I few years ago I built a couple of stacked stone walls (back before they were super cool) and the walls are 2.4h x 1.5 wide.  The product I used was one of the better quality ones and thus each wall weighed bout 150kg + .  They did not recommend blueboard both due to strength and weather resistance long term.  One of my walls is under cover the other gets rain.  On both I used a Kerabond adhesive plus product mixed with a Kerabond Isolastic.  The isolastic is worth mixing in especially if outside it as it assists with the wall coping with both natural movement, temperature variation and expansion /contraction and weather.  The outside wall i put a wet sealant on the board which stops the rot factor (recommended and worth it).   I actually used something similar to a villa board (it was a boral product) and used an adhesive and nails to fix the board to a treated pine framing. 
All I can recommend is once you work out the weight of the stacked stone, then go from there and make sure that framing is fastened well to the ground. 
Im not sure about the stone wall system you're looking at but any concrete product needs curing (depending on the product) before stacked stone is stuck to it, and the only recommendations are from what I did, and im a chic and did it by myself and the walls are still standing and looking most spectacular, so the product recommendations worked. 
ps. off top of my head the product I used was from decorstone, they were in victoria then and shipped it to me in brisvagus, but I do believe they now have resellers all over australia. 
happy walling and sorry if this is no help lol.

----------


## wonderland

Hi Bella,  
Thank you so much for your advice and input.
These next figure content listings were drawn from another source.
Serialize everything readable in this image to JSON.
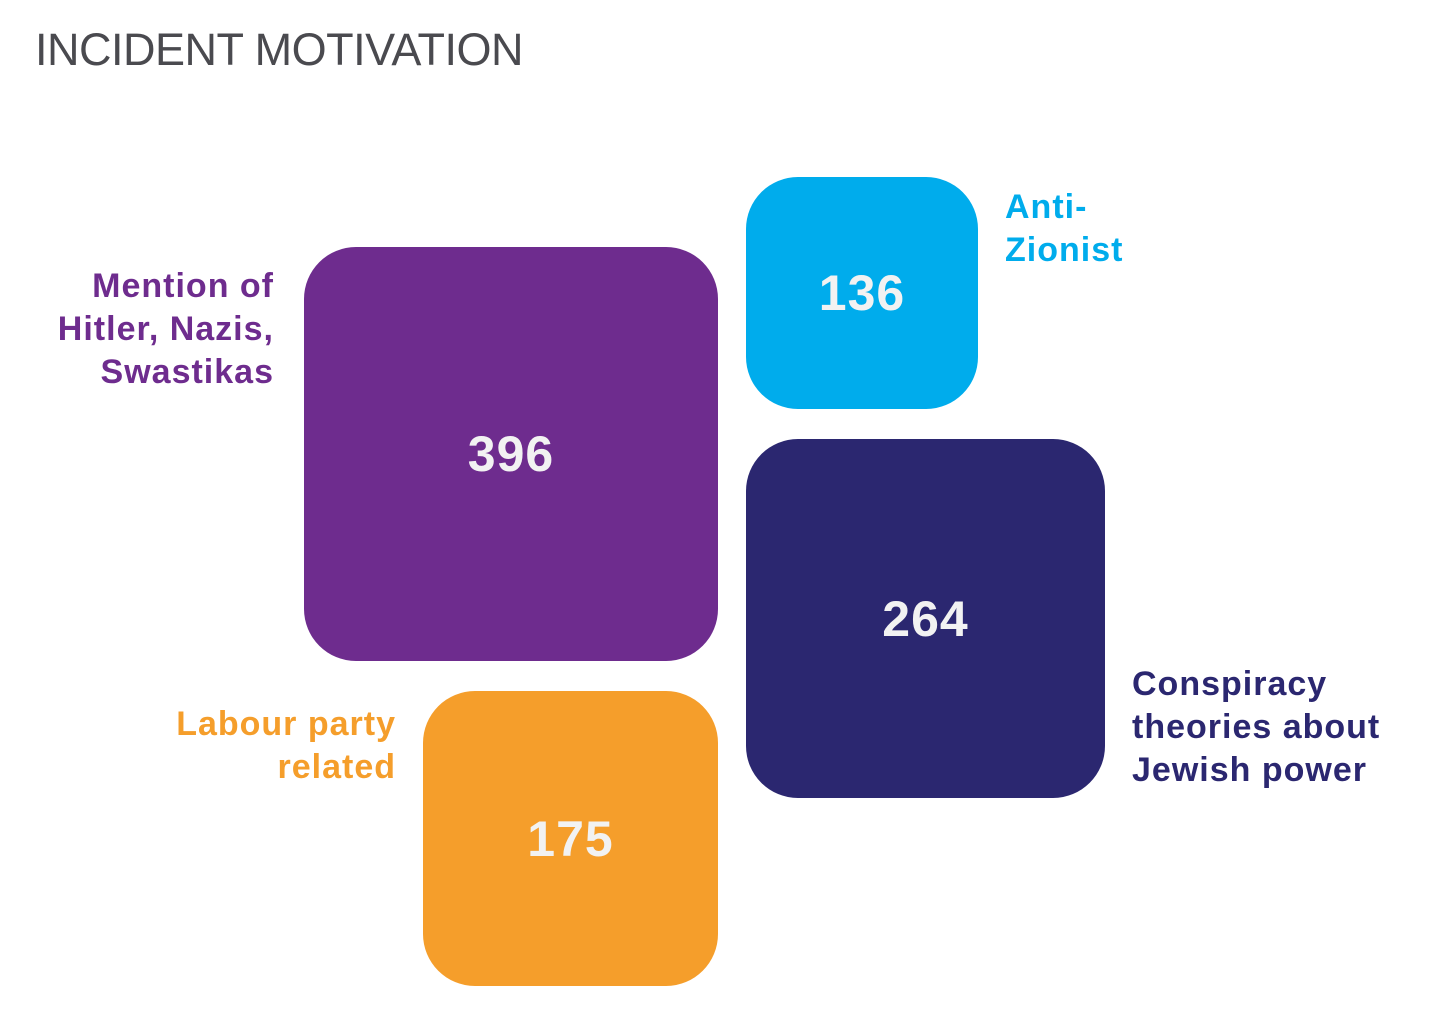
{
  "title": "INCIDENT MOTIVATION",
  "chart_data": {
    "type": "bar",
    "title": "INCIDENT MOTIVATION",
    "categories": [
      "Mention of Hitler, Nazis, Swastikas",
      "Conspiracy theories about Jewish power",
      "Labour party related",
      "Anti-Zionist"
    ],
    "values": [
      396,
      264,
      175,
      136
    ],
    "colors": [
      "#6e2c8e",
      "#2b2770",
      "#f59e2b",
      "#00acec"
    ],
    "items": [
      {
        "label": "Mention of\nHitler, Nazis,\nSwastikas",
        "value": "396",
        "color": "#6e2c8e"
      },
      {
        "label": "Conspiracy\ntheories about\nJewish power",
        "value": "264",
        "color": "#2b2770"
      },
      {
        "label": "Labour party\nrelated",
        "value": "175",
        "color": "#f59e2b"
      },
      {
        "label": "Anti-\nZionist",
        "value": "136",
        "color": "#00acec"
      }
    ]
  }
}
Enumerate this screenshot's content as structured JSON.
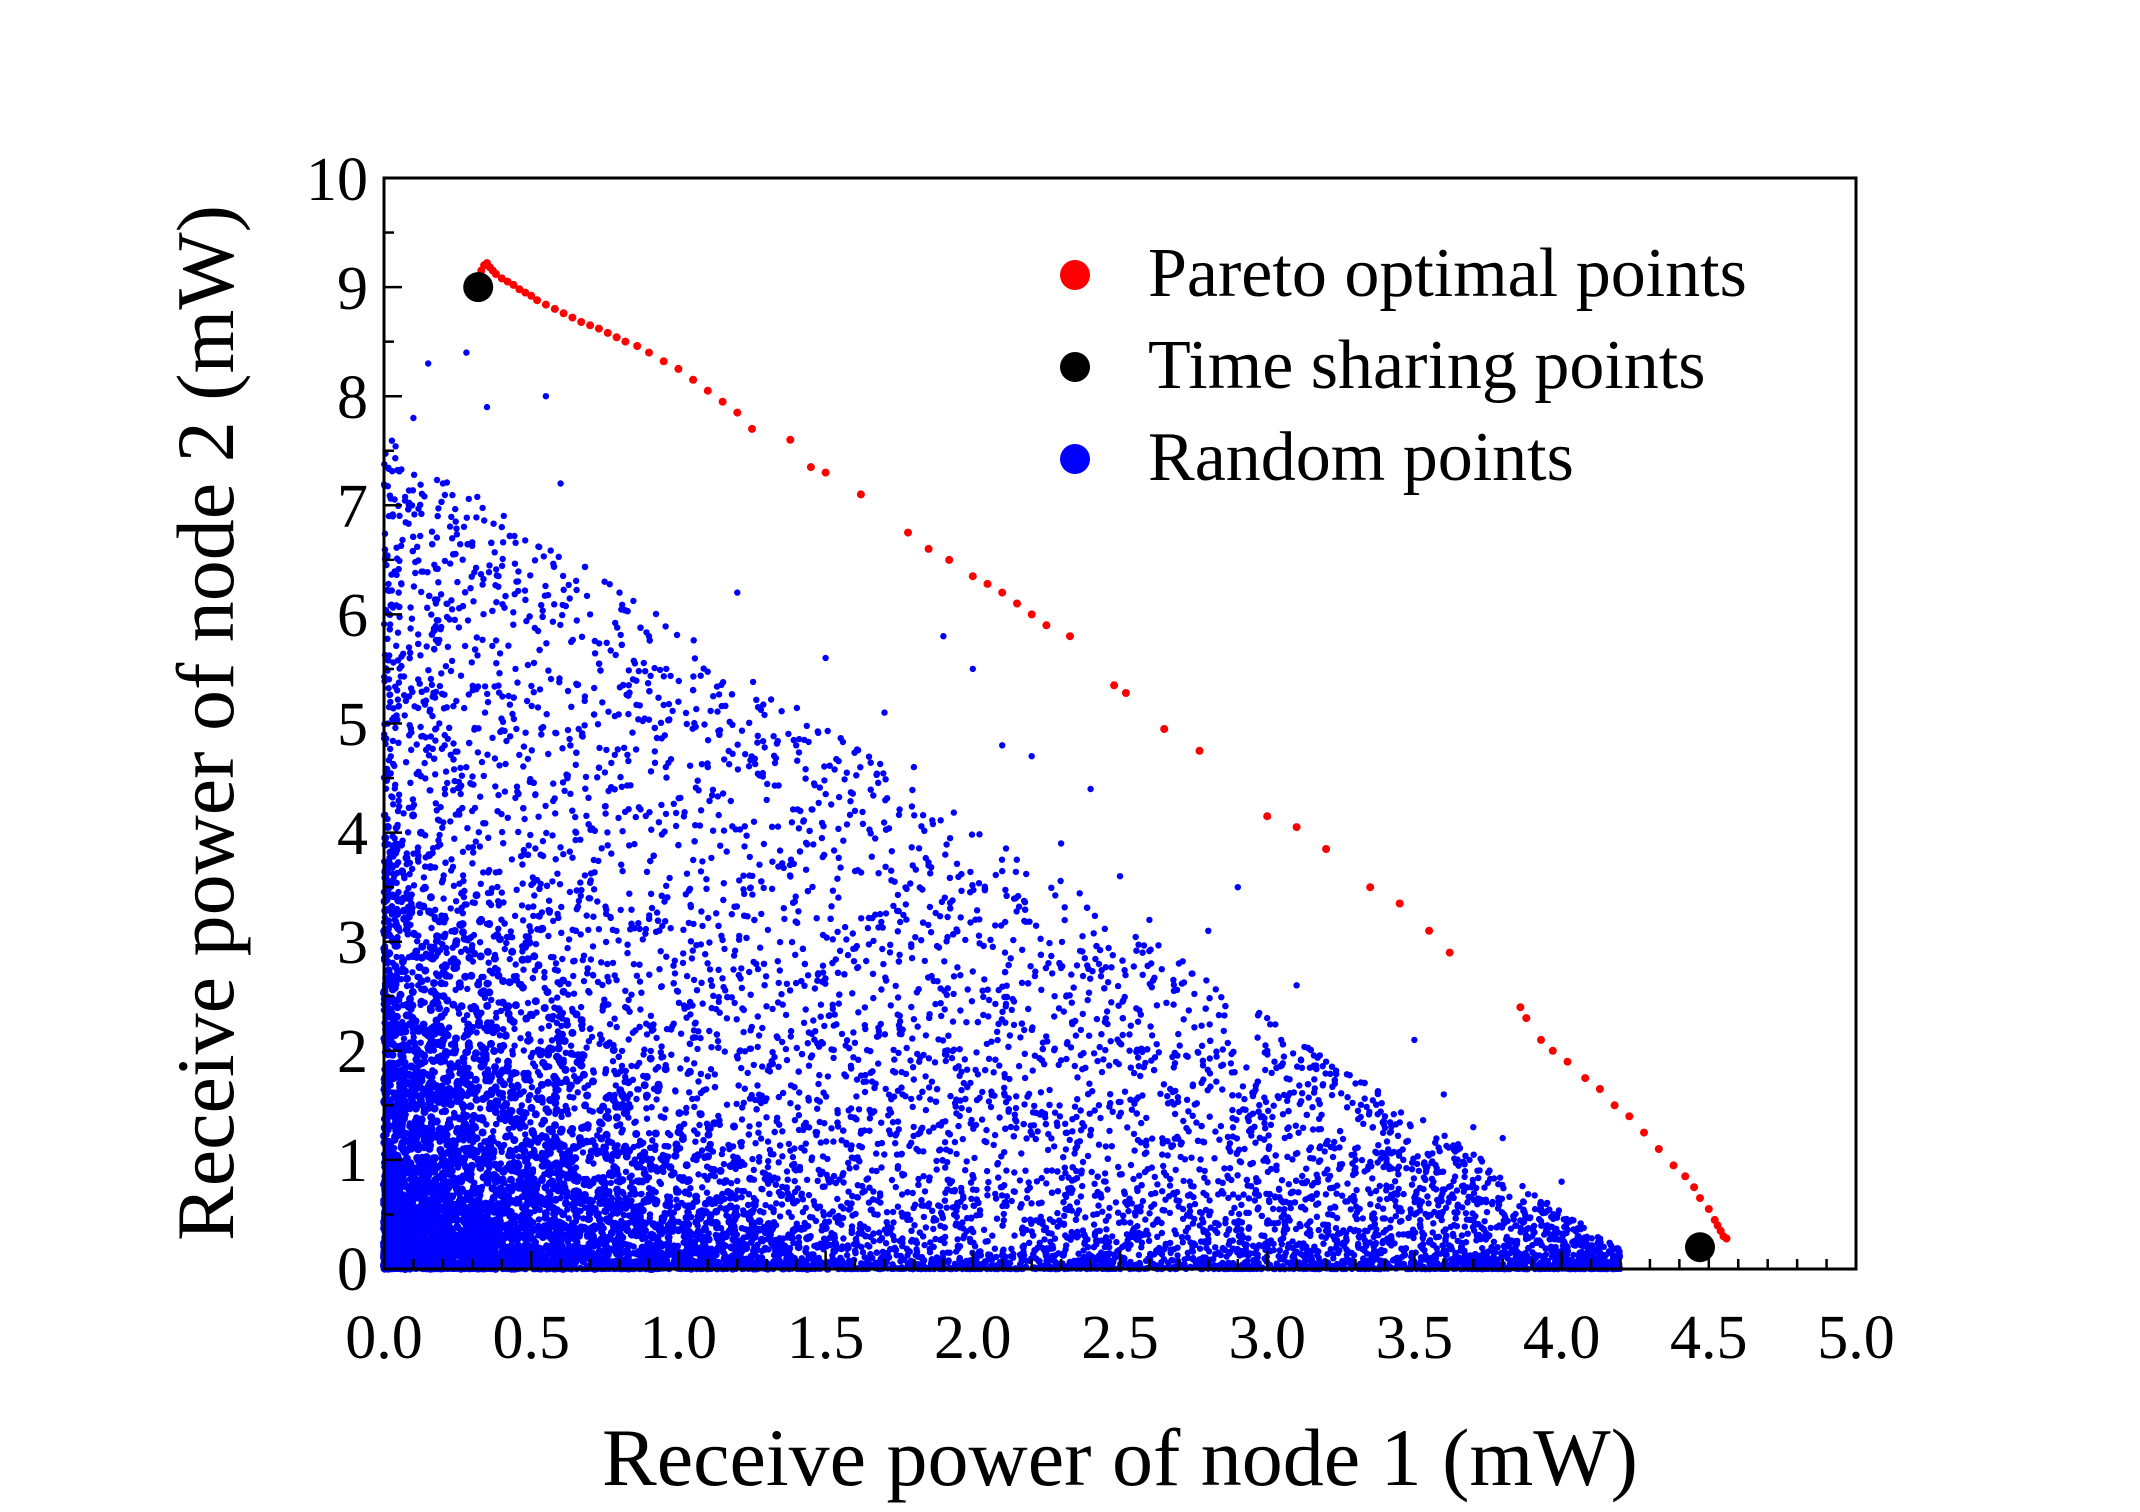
{
  "chart_data": {
    "type": "scatter",
    "title": "",
    "xlabel": "Receive power of node 1 (mW)",
    "ylabel": "Receive power of node 2 (mW)",
    "xlim": [
      0,
      5
    ],
    "ylim": [
      0,
      10
    ],
    "x_ticks": [
      "0.0",
      "0.5",
      "1.0",
      "1.5",
      "2.0",
      "2.5",
      "3.0",
      "3.5",
      "4.0",
      "4.5",
      "5.0"
    ],
    "y_ticks": [
      "0",
      "1",
      "2",
      "3",
      "4",
      "5",
      "6",
      "7",
      "8",
      "9",
      "10"
    ],
    "grid": false,
    "legend_position": "top-right",
    "series": [
      {
        "name": "Pareto optimal points",
        "color": "#ff0000",
        "x": [
          0.3,
          0.32,
          0.33,
          0.34,
          0.35,
          0.36,
          0.37,
          0.38,
          0.4,
          0.42,
          0.44,
          0.46,
          0.48,
          0.5,
          0.52,
          0.55,
          0.58,
          0.61,
          0.64,
          0.67,
          0.7,
          0.73,
          0.76,
          0.79,
          0.82,
          0.86,
          0.9,
          0.95,
          1.0,
          1.05,
          1.1,
          1.15,
          1.2,
          1.25,
          1.38,
          1.45,
          1.5,
          1.62,
          1.78,
          1.85,
          1.92,
          2.0,
          2.05,
          2.1,
          2.15,
          2.2,
          2.25,
          2.33,
          2.48,
          2.52,
          2.65,
          2.77,
          3.0,
          3.1,
          3.2,
          3.35,
          3.45,
          3.55,
          3.62,
          3.86,
          3.88,
          3.93,
          3.97,
          4.02,
          4.08,
          4.13,
          4.18,
          4.23,
          4.28,
          4.33,
          4.38,
          4.42,
          4.45,
          4.47,
          4.5,
          4.52,
          4.53,
          4.54,
          4.55,
          4.56
        ],
        "y": [
          9.05,
          9.1,
          9.15,
          9.2,
          9.22,
          9.18,
          9.15,
          9.12,
          9.08,
          9.05,
          9.02,
          8.98,
          8.95,
          8.92,
          8.88,
          8.84,
          8.8,
          8.76,
          8.72,
          8.68,
          8.65,
          8.62,
          8.58,
          8.54,
          8.5,
          8.46,
          8.4,
          8.32,
          8.25,
          8.15,
          8.05,
          7.95,
          7.85,
          7.7,
          7.6,
          7.35,
          7.3,
          7.1,
          6.75,
          6.6,
          6.5,
          6.35,
          6.28,
          6.2,
          6.1,
          6.0,
          5.9,
          5.8,
          5.35,
          5.28,
          4.95,
          4.75,
          4.15,
          4.05,
          3.85,
          3.5,
          3.35,
          3.1,
          2.9,
          2.4,
          2.3,
          2.1,
          2.0,
          1.9,
          1.75,
          1.65,
          1.5,
          1.4,
          1.25,
          1.1,
          0.95,
          0.85,
          0.75,
          0.65,
          0.55,
          0.45,
          0.4,
          0.35,
          0.3,
          0.28
        ]
      },
      {
        "name": "Time sharing points",
        "color": "#000000",
        "x": [
          0.32,
          4.47
        ],
        "y": [
          9.0,
          0.2
        ]
      },
      {
        "name": "Random points",
        "color": "#0000ff",
        "x": [
          0.05,
          0.1,
          0.15,
          0.2,
          0.28,
          0.35,
          0.4,
          0.45,
          0.55,
          0.6,
          0.7,
          0.8,
          0.9,
          1.0,
          1.1,
          1.2,
          1.3,
          1.4,
          1.5,
          1.6,
          1.7,
          1.8,
          1.9,
          2.0,
          2.1,
          2.2,
          2.3,
          2.4,
          2.5,
          2.6,
          2.7,
          2.8,
          2.9,
          3.0,
          3.1,
          3.2,
          3.3,
          3.4,
          3.5,
          3.6,
          3.7,
          3.8,
          3.9,
          4.0,
          4.1
        ],
        "y": [
          6.2,
          7.8,
          8.3,
          7.2,
          8.4,
          7.9,
          6.8,
          6.3,
          8.0,
          7.2,
          6.0,
          6.2,
          5.8,
          5.2,
          4.6,
          6.2,
          4.3,
          4.8,
          5.6,
          4.2,
          5.1,
          4.6,
          5.8,
          5.5,
          4.8,
          4.7,
          3.9,
          4.4,
          3.6,
          3.2,
          2.8,
          3.1,
          3.5,
          2.3,
          2.6,
          1.9,
          1.7,
          1.4,
          2.1,
          1.6,
          1.3,
          1.2,
          0.3,
          0.8,
          0.1
        ]
      }
    ]
  }
}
I am also a chick trying to figure out how to build a retaining wall, especially a stacker stone retaining wall! 
I did give Decorstone a call yesterday and the girl over the phone was telling me that pretty much what you said about it being ok to put on blueboard and using the kerabond and Isolastic adhesive. I asked her whether it would be advisable to use blueboard outside as a retaining wall facade and she said she wasnt sure, and that I should speak to the person I'm buying the blueboard from. Ok so you didnt use blueboard, you used villaboard? Is it the same thing? What is the difference between them? I think I've heard of villaboard before. 
Ok so once I find out the weight of stone, how do I know how structurally the framing needs to be? 
thanks.

----------


## Bela

I used something similar to villa board but off top of my head cant recall exact name, but i know it was boral product.  but I actually have one of the walls in villa and it stands just as well. 
you could probably get away with 90x90 posts if they were concreted in and probably put at 1-1.5m points with a top and bottom rail and perhaps a cross frame in between each if using a decor stone... guaranteed it wont be going anywhere soon if you do that haha.  thats just a guestimate, but just using a rapid set concrete with the post directly into it in the whole would probably work.  the height is your saving grace as its pretty low for a wall so you wont have the topple over effect as much so can get away with not as much reinforcement. 
if you're using a lighter stone then you could probably space the posts out more and you'd be fine.  the cross frame ie the + version is more just to fasten the board to.  But if outside i'd definately recommend putting a sealant on it.   If the product provider recommends blueboard then go with it..   not much use am i hey lol

----------


## Bela

ps. sorry villa is like a cement fibre board, blueboard is compressed gypsum (it think lol).  niether of them are fully water proof, but villa board is generally used in wet areas like bathrooms etc.

----------


## cherub65

Blue board is use externally to be used with textured finishes 7.5 mm, while villa board is generally used inside bathrooms etc 6 mm, 9mm, 12 mm
Both are cement based products

----------


## wonderland

Thanks Bella for your advice, I'll look more into it. Cheers.

----------